Ameliorative effects of resveratrol on acute ovarian toxicity induced by total body irradiation in young adult rats.

OBJECTIVE: The purpose of this study was to investigate the ovarian protective effects of resveratrol in rats exposed to total body irradiation. DESIGN: Experimental study. SETTINGS: University hospital. PARTICIPANTS AND INTERVENTIONS: Thirty female rats were randomized into four groups: (1) control group (n = 7); (2) low-dose (10 mg/kg) resveratrol group (n = 8); (3) high-dose (100 mg/kg) resveratrol group (n =7); and (4) sham irradiation group (n = 8). The drugs were administered intraperitoneally as single doses, and the rats were exposed to total body radiation 24 h after the treatment. The animals were sacrificed the following day, and their ovaries were excised for histopathological and biochemical analysis. MAIN OUTCOME MEASURES: The ovarian follicle counts were calculated, and irradiation-dependent ovarian damage and tissue levels of antioxidant enzymes were evaluated. RESULTS: Group 2 and Group 3 showed significantly higher numbers of total follicle counts compared with Group 1 (P < 0.01). The low-dose resveratrol treatment was associated with significantly higher numbers of primary follicles than the high-dose group. The tissue activities of glutathione peroxidase (GsH-Px) and catalase (CAT) were significantly elevated in the resveratrol-treated animals. Evaluation of ovarian histology revealed no remarkable changes in fibrosis and leucocyte infiltration among the resveratrol-treated and control rats; however, vascularity was significantly reduced in the high-dose group (P = 0.014).

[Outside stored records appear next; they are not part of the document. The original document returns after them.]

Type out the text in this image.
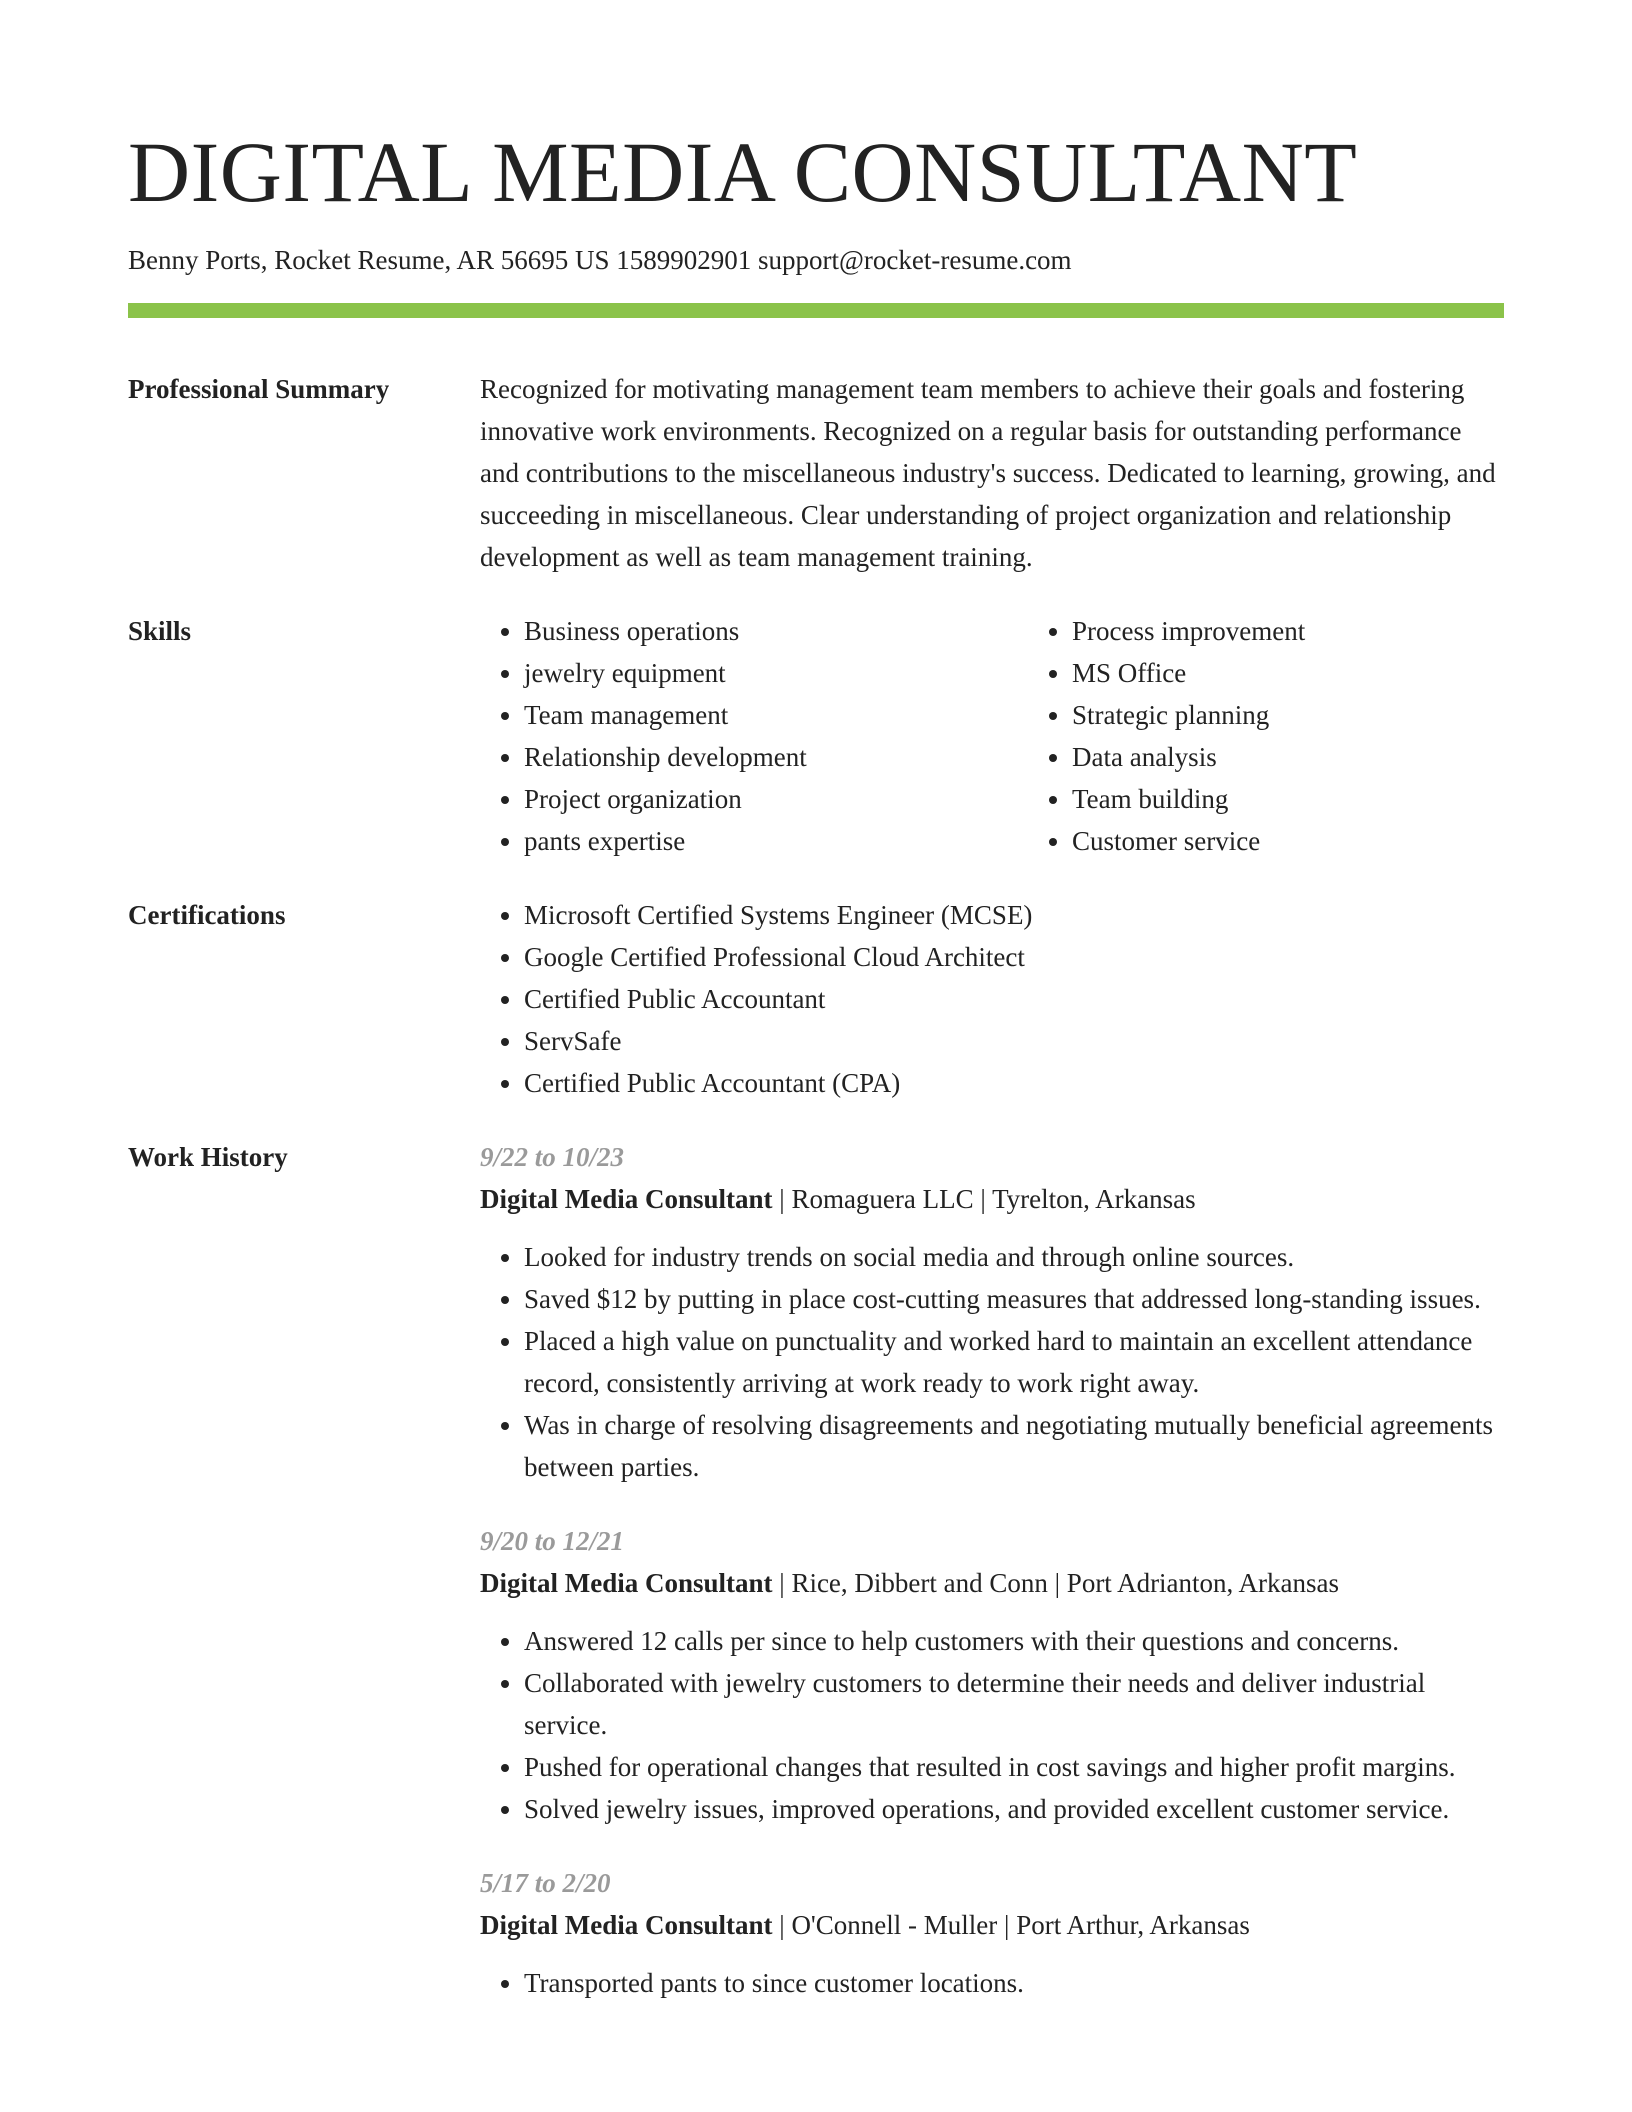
DIGITAL MEDIA CONSULTANT
Benny Ports, Rocket Resume, AR 56695 US 1589902901 support@rocket-resume.com
Professional Summary	Recognized for motivating management team members to achieve their goals and fostering innovative work environments. Recognized on a regular basis for outstanding performance and contributions to the miscellaneous industry's success. Dedicated to learning, growing, and succeeding in miscellaneous. Clear understanding of project organization and relationship development as well as team management training.

Skills	• Business operations
• jewelry equipment
• Team management
• Relationship development
• Project organization
• pants expertise
• Process improvement
• MS Office
• Strategic planning
• Data analysis
• Team building
• Customer service
Certifications	• Microsoft Certified Systems Engineer (MCSE)
• Google Certified Professional Cloud Architect
• Certified Public Accountant
• ServSafe
• Certified Public Accountant (CPA)
Work History	9/22 to 10/23
Digital Media Consultant | Romaguera LLC | Tyrelton, Arkansas
• Looked for industry trends on social media and through online sources.
• Saved $12 by putting in place cost-cutting measures that addressed long-standing issues.
• Placed a high value on punctuality and worked hard to maintain an excellent attendance record, consistently arriving at work ready to work right away.
• Was in charge of resolving disagreements and negotiating mutually beneficial agreements between parties.
9/20 to 12/21
Digital Media Consultant | Rice, Dibbert and Conn | Port Adrianton, Arkansas
• Answered 12 calls per since to help customers with their questions and concerns.
• Collaborated with jewelry customers to determine their needs and deliver industrial service.
• Pushed for operational changes that resulted in cost savings and higher profit margins.
• Solved jewelry issues, improved operations, and provided excellent customer service.
5/17 to 2/20
Digital Media Consultant | O'Connell - Muller | Port Arthur, Arkansas
• Transported pants to since customer locations.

CONCLUSION: Resveratrol attenuated irradiation-dependent ovarian damage, suggesting that this natural antioxidant is effective in reducing the follicle loss induced by ionizing radiation.

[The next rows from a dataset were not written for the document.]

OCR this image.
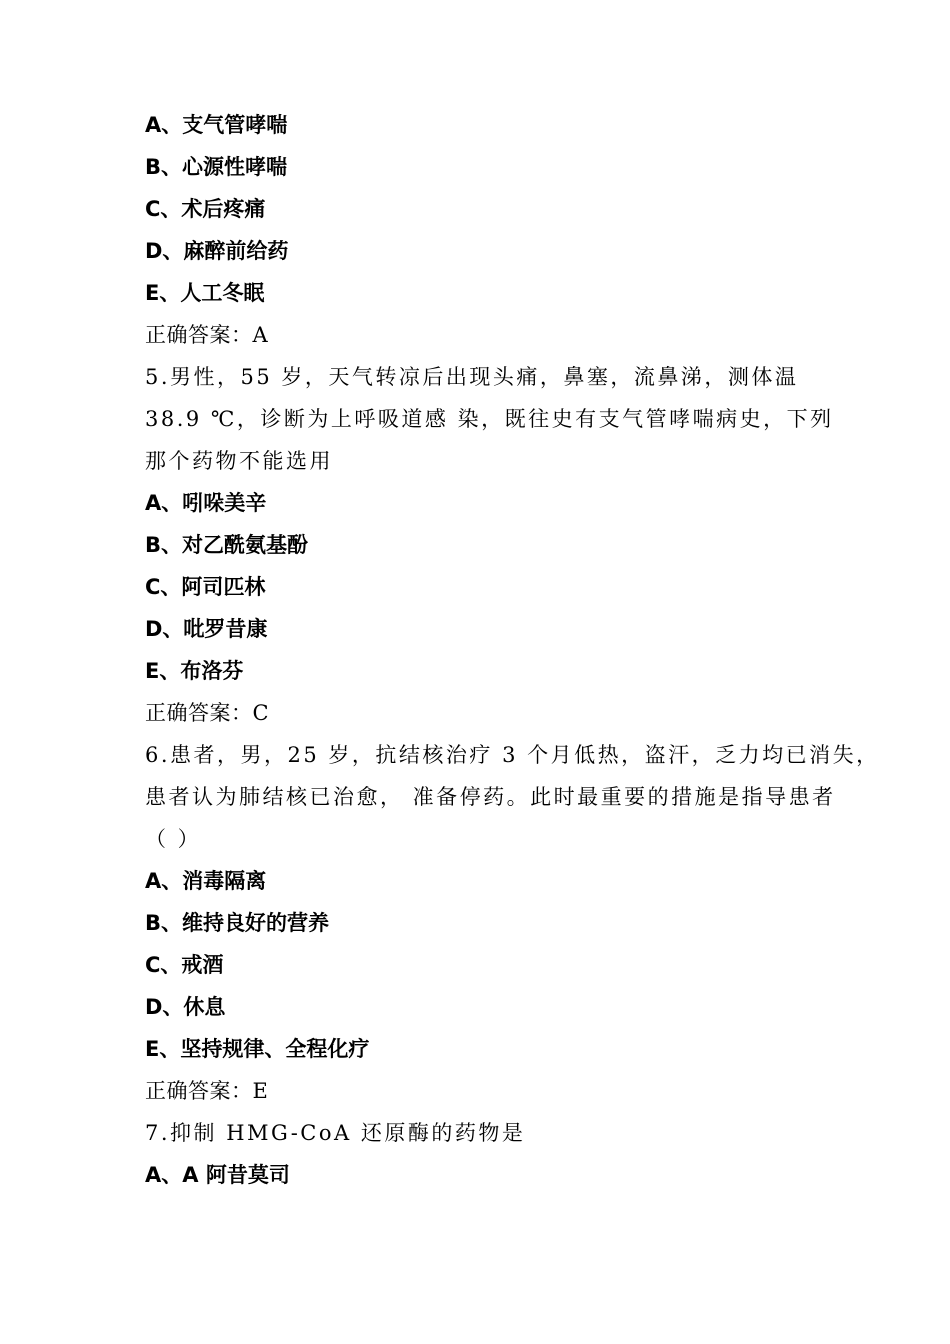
A、支气管哮喘
B、心源性哮喘
C、术后疼痛
D、麻醉前给药
E、人工冬眠
正确答案：A
5.男性，55 岁，天气转凉后出现头痛，鼻塞，流鼻涕，测体温
38.9 ℃，诊断为上呼吸道感 染，既往史有支气管哮喘病史，下列
那个药物不能选用
A、吲哚美辛
B、对乙酰氨基酚
C、阿司匹林
D、吡罗昔康
E、布洛芬
正确答案：C
6.患者，男，25 岁，抗结核治疗 3 个月低热，盗汗，乏力均已消失，
患者认为肺结核已治愈， 准备停药。此时最重要的措施是指导患者
（ ）
A、消毒隔离
B、维持良好的营养
C、戒酒
D、休息
E、坚持规律、全程化疗
正确答案：E
7.抑制 HMG-CoA 还原酶的药物是
A、A 阿昔莫司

Resveratrol, a red wine constituent polyphenol, protects from ischemia-reperfusion damage of the ovaries.

OBJECTIVE: The aim of this study is to investigate the effects of resveratrol on histopathological changes, antioxidant status and lipid peroxidation, in torsion-detorsion injury in rat ovaries. METHOD: To determine whether ischemia followed by reperfusion can induce ovarian oxidative damage, we created a model of adnexal ischemia-reperfusion by using rats. Ischemia was induced by unilateral occlusion of the tubo-ovarian vessels for 3 h. Reperfusion was achieved by releasing the occlusion and restoring the circulation for 3 h. Thirty-two adult female albino rats were divided equally into 4 groups: sham operation, torsion, saline/detorsion and resveratrol/detorsion. Rats in the torsion group were killed after 360 degrees clockwise adnexal torsion for 3 h. Resveratrol was injected intraperitoneally 30 min before detorsion in the resveratrol/detorsion group, and saline was administered in the saline/detorsion group. After 3 h of adnexal detorsion in both of these groups, the rats were killed and adnexa were removed. The tissue levels of malondialdehyde, reduced glutathione and xanthine oxidase activity were measured. RESULTS: Malondialdehyde and xanthine oxidase levels in the saline/detorsion group were increased significantly when compared to the torsion and sham operation groups (p < 0.001). Malondialdehyde levels in the resveratrol group were lower than in the saline/detorsion group, and differences between the two groups were statistically significant (p < 0.001). Xanthine oxidase levels in the resveratrol group were lower than in the saline/detorsion and torsion groups, and differences between these groups were statistically significant (p < 0.001). Reduced glutathione levels in the saline/detorsion group were decreased significantly when compared to the torsion and sham operation groups. Reduced glutathione levels in the resveratrol group were significantly higher than in the saline/detorsion group (p < 0.006). Histological examination showed a significant improvement in ovarian morphology in the resveratrol-treated rats compared with the ischemia and ischemia-reperfusion groups. CONCLUSION: Our results demonstrated that intraperitoneal resveratrol administration reduced the lipid peroxidation products of ischemic rats and ovarian damage was reduced as indicated by histological examination.